B. Le respect impératif du principe de proportionnalité La validité d’une mesure nationale dépend strictement de sa proportionnalité par rapport aux objectifs de transparence. La Cour affirme que la réglementation ne doit pas « aller au-delà de ce qui est nécessaire pour atteindre ces objectifs ». En l’espèce, le droit interne privait les candidats de la possibilité de prouver leur autonomie. Une présomption irréfragable ne permet pas de garantir la participation la plus large possible des opérateurs. Elle nuit gravement à l’ouverture des marchés publics souhaitée par le législateur de l’Union. Le retrait de l’attributaire initial ne saurait justifier une sanction systématique sans vérification préalable. Cette exigence de proportionnalité protège les entreprises liées contre des décisions administratives arbitraires.

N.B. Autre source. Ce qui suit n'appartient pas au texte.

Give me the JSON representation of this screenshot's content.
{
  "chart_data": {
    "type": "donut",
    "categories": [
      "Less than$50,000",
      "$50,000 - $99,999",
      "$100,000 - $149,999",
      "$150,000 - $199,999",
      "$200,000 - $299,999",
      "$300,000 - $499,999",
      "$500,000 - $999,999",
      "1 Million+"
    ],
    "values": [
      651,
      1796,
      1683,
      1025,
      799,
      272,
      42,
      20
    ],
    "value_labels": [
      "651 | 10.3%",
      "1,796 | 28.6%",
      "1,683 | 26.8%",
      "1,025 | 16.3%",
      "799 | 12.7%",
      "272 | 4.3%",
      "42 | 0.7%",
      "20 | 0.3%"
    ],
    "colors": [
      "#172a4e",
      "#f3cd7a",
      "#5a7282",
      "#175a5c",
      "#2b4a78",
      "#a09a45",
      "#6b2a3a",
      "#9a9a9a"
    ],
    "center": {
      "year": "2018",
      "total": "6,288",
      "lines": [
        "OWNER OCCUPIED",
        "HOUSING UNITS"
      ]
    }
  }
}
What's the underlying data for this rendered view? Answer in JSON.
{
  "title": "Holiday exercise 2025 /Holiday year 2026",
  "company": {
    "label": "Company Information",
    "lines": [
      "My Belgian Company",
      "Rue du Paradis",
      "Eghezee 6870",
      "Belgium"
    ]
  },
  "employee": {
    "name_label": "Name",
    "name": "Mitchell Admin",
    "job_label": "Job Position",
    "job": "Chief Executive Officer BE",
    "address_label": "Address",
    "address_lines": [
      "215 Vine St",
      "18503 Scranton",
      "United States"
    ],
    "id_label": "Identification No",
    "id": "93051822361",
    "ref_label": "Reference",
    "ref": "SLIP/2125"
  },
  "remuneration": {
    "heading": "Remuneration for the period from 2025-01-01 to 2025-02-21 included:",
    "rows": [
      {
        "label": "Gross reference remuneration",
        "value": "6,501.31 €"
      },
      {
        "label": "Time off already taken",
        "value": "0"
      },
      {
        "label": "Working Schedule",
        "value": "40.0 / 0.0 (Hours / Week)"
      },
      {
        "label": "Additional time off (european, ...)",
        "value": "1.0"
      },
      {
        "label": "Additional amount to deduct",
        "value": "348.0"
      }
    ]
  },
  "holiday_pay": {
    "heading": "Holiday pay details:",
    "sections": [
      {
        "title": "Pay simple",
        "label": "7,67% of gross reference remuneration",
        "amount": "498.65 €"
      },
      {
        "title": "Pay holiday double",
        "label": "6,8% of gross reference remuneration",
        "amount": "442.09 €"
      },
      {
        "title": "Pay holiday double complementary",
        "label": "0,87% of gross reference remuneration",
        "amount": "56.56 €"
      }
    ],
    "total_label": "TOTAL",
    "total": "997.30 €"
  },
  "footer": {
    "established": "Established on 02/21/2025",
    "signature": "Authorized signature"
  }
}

II. L’exigence d’une appréciation factuelle de l’indépendance des offres
A. La protection de la participation la plus large des soumissionnaires L’intérêt du droit de l’Union réside dans la libre circulation et l’élimination des restrictions à la concurrence. Le juge souligne que « les regroupements d’entreprises peuvent revêtir des formes et des objectifs variables ». Des entreprises contrôlées peuvent jouir d’une autonomie réelle dans la conduite de leur politique commerciale. L’exclusion de fait de ces entités réduit artificiellement le nombre de compétiteurs sur le marché. En outre, une clôture automatique est de nature à dissuader des sociétés de présenter des offres concurrentes. Cette situation est contraire aux objectifs fondamentaux de la directive européenne de deux mille quatorze. Le maintien d’une concurrence effective impose de ne pas écarter des offres potentiellement valables.
B. La nécessité d’une preuve contraire laissée aux opérateurs La solution repose sur l’obligation pour le pouvoir adjudicateur d’effectuer un examen approfondi de chaque situation. L’autorité compétente doit déterminer si le rapport entre deux entités a « exercé une influence concrète sur le contenu respectif des offres ». Le candidat doit pouvoir apporter la preuve que son offre a été préparée indépendamment. La seule appartenance à une même entité économique n’établit pas une concertation frauduleuse. Enfin, la Cour insiste sur le fait qu’aucune « présomption irréfragable en ce sens ne saurait être instituée ». Cette approche garantit un équilibre entre la lutte contre la fraude et la liberté économique. Les autorités nationales doivent adapter leurs procédures pour permettre cette démonstration factuelle.